The Senate committee reviewed 20 cases the CIA held up as its most prominent successes. The committee found that in all of those cases, either the information attained had nothing to do with the success or it was acquired from the detainee before the harsh techniques were applied or the information was "already available to the intelligence communities from other sources."
Update at 8:53 a.m. ET. Some Remedial Reading:
We're expecting the Senate to issue its report around 11 a.m. ET. That gives you some time for some remedial reading.
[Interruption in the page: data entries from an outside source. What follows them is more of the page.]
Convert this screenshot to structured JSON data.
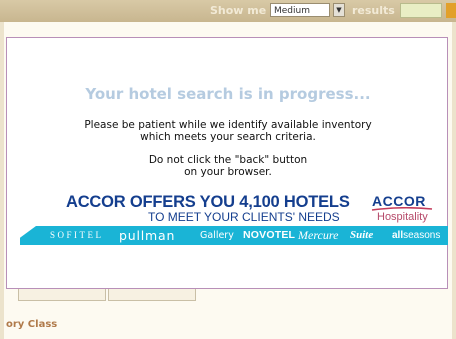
{
  "background": {
    "toolbar": {
      "show_me_label": "Show me",
      "page_size_value": "Medium",
      "results_label": "results"
    },
    "section_label": "ory Class"
  },
  "modal": {
    "title": "Your hotel search is in progress...",
    "message_line1": "Please be patient while we identify available inventory",
    "message_line2": "which meets your search criteria.",
    "warning_line1": "Do not click the \"back\" button",
    "warning_line2": "on your browser."
  },
  "banner": {
    "headline": "ACCOR OFFERS YOU 4,100 HOTELS",
    "subheadline": "TO MEET YOUR CLIENTS' NEEDS",
    "logo_text": "ACCOR",
    "logo_subtext": "Hospitality",
    "brands": {
      "sofitel": "SOFITEL",
      "pullman": "pullman",
      "gallery": "Gallery",
      "novotel": "NOVOTEL",
      "mercure": "Mercure",
      "suite": "Suite",
      "allseasons_bold": "all",
      "allseasons_rest": "seasons"
    },
    "colors": {
      "headline": "#143e8e",
      "strip": "#1ab4d6",
      "hospitality": "#b64a6a"
    }
  }
}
Here's what we recommend:
-- "CIA misled on interrogation program, Senate report says" ( Washington Post): This is a report based on interviews with officials who have read the "torture report." According to the Post, the CIA misled the Bush administration and Congress on the extent and success of the interrogation techniques.
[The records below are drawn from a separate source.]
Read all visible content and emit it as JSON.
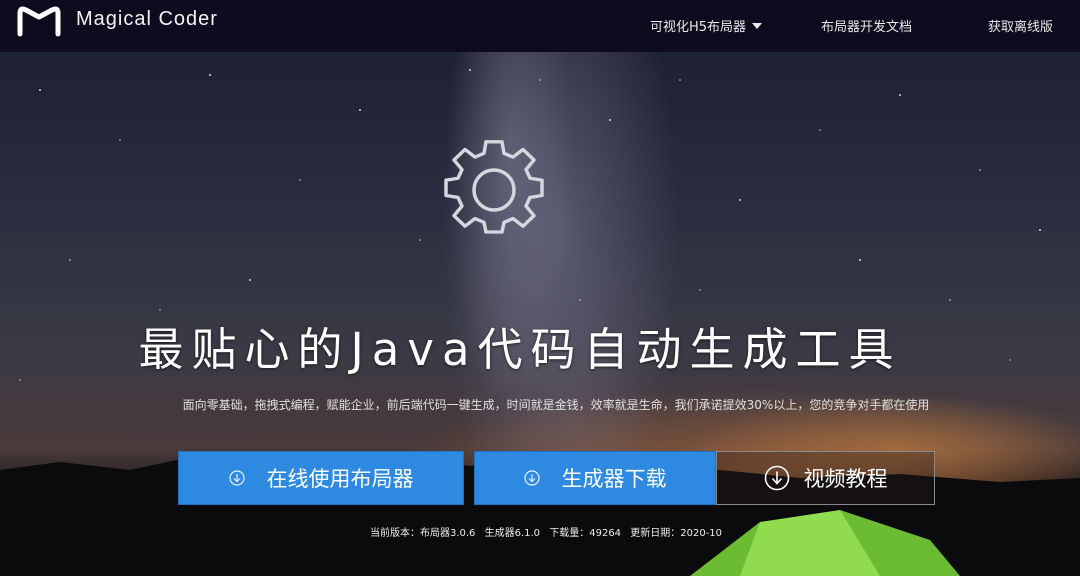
{
  "header": {
    "brand": "Magical Coder",
    "nav": [
      {
        "label": "可视化H5布局器",
        "has_dropdown": true
      },
      {
        "label": "布局器开发文档"
      },
      {
        "label": "获取离线版"
      }
    ]
  },
  "hero": {
    "icon": "gear-icon",
    "headline": "最贴心的Java代码自动生成工具",
    "subline": "面向零基础，拖拽式编程，赋能企业，前后端代码一键生成，时间就是金钱，效率就是生命，我们承诺提效30%以上，您的竞争对手都在使用",
    "buttons": [
      {
        "label": "在线使用布局器",
        "icon": "download-icon"
      },
      {
        "label": "生成器下载",
        "icon": "download-icon"
      },
      {
        "label": "视频教程",
        "icon": "download-icon"
      }
    ],
    "meta": {
      "version": "当前版本：布局器3.0.6",
      "generator": "生成器6.1.0",
      "downloads": "下载量：49264",
      "updated": "更新日期：2020-10"
    }
  },
  "colors": {
    "topbar": "#0f0b1e",
    "button_blue": "#2d8ae0",
    "text": "#ffffff"
  }
}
Here's a key quote: "The CIA described [its program] repeatedly both to the Department of Justice and eventually to Congress as getting unique, otherwise unobtainable intelligence that helped disrupt terrorist plots and save thousands of lives," one U.S. official briefed on the report told the Post. "Was that actually true? The answer is no."
-- "Bush and C.I.A. Ex-Officials Rebut Torture Report" ( New York Times): Before the report's release, the Bush administration is staking out a position. Mostly, it appears they will not take the opportunity offered by the report to distance itself from the CIA.
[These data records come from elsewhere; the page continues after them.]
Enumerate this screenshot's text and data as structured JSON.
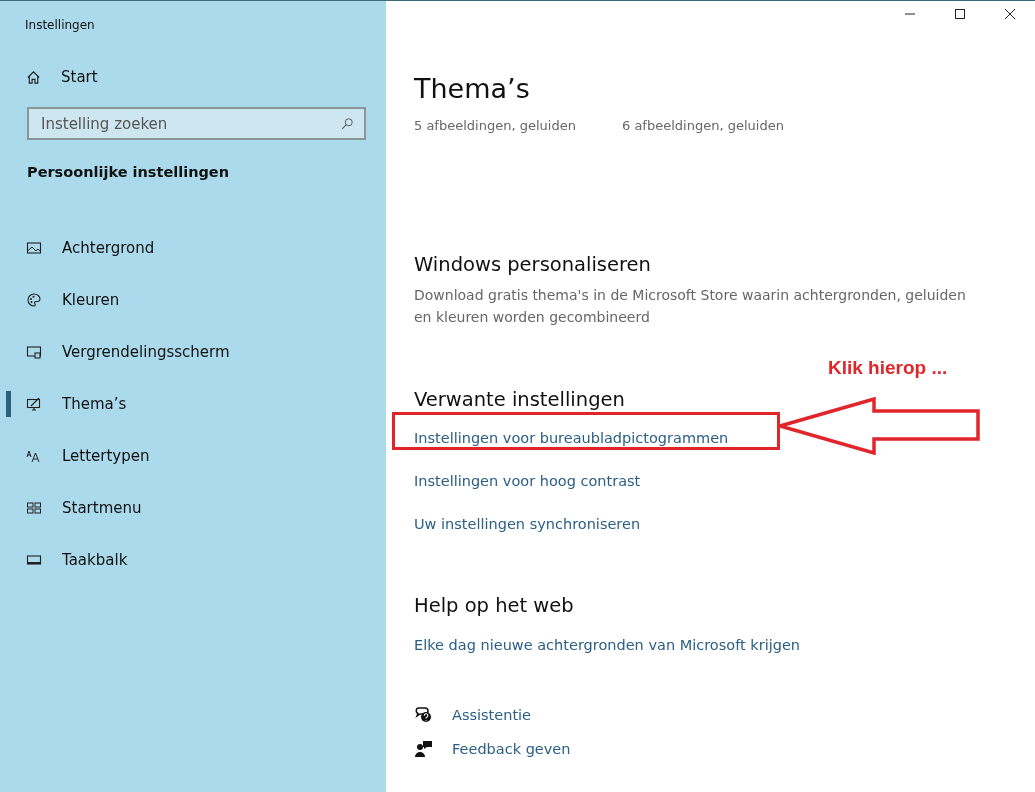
{
  "window": {
    "title": "Instellingen"
  },
  "sidebar": {
    "home": "Start",
    "search": {
      "placeholder": "Instelling zoeken"
    },
    "section": "Persoonlijke instellingen",
    "items": [
      {
        "label": "Achtergrond",
        "kind": "picture",
        "selected": false
      },
      {
        "label": "Kleuren",
        "kind": "palette",
        "selected": false
      },
      {
        "label": "Vergrendelingsscherm",
        "kind": "lockscreen",
        "selected": false
      },
      {
        "label": "Thema’s",
        "kind": "theme",
        "selected": true
      },
      {
        "label": "Lettertypen",
        "kind": "font",
        "selected": false
      },
      {
        "label": "Startmenu",
        "kind": "tiles",
        "selected": false
      },
      {
        "label": "Taakbalk",
        "kind": "taskbar",
        "selected": false
      }
    ]
  },
  "main": {
    "title": "Thema’s",
    "themes": [
      {
        "detail": "5 afbeeldingen, geluiden"
      },
      {
        "detail": "6 afbeeldingen, geluiden"
      }
    ],
    "personalize": {
      "heading": "Windows personaliseren",
      "text": "Download gratis thema's in de Microsoft Store waarin achtergronden, geluiden en kleuren worden gecombineerd"
    },
    "related": {
      "heading": "Verwante instellingen",
      "links": [
        {
          "label": "Instellingen voor bureaubladpictogrammen",
          "highlighted": true
        },
        {
          "label": "Instellingen voor hoog contrast",
          "highlighted": false
        },
        {
          "label": "Uw instellingen synchroniseren",
          "highlighted": false
        }
      ]
    },
    "help": {
      "heading": "Help op het web",
      "links": [
        "Elke dag nieuwe achtergronden van Microsoft krijgen"
      ]
    },
    "support": [
      {
        "label": "Assistentie",
        "kind": "help"
      },
      {
        "label": "Feedback geven",
        "kind": "feedback"
      }
    ]
  },
  "annotation": {
    "text": "Klik hierop ..."
  }
}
In an interview with CNN, President George Bush made that clear: "We're fortunate to have men and women who work hard at the C.I.A. serving on our behalf," he said. "These are patriots and whatever the report says, if it diminishes their contributions to our country, it is way off base."
-- Sen. Feinstein Accuses CIA of Searching Congressional Computers ( C-Span): Arguably the climax of this whole thing came back in March, when Feinstein delivered a more than 30-minute speech on the floor of the Senate.
In it, she accused the CIA of trying to thwart her committee's work by deleting files and spying on their computers.
Update at 8:23 a.m. ET. What We'll Be Looking For:
The Senate torture report is set up as a series of case studies, looking at how dozens of detainees were treated by the United States. As we sift through the report, we'll be focused on answering five questions:
-- Did these interrogation methods yield any useful intelligence?
-- Was it torture?
-- Was anyone held accountable?
-- Are interrogation methods that went beyond the methods approved by Bush administration lawyers described?
-- Did the CIA mislead the Bush administration about the extent or severity of the methods used?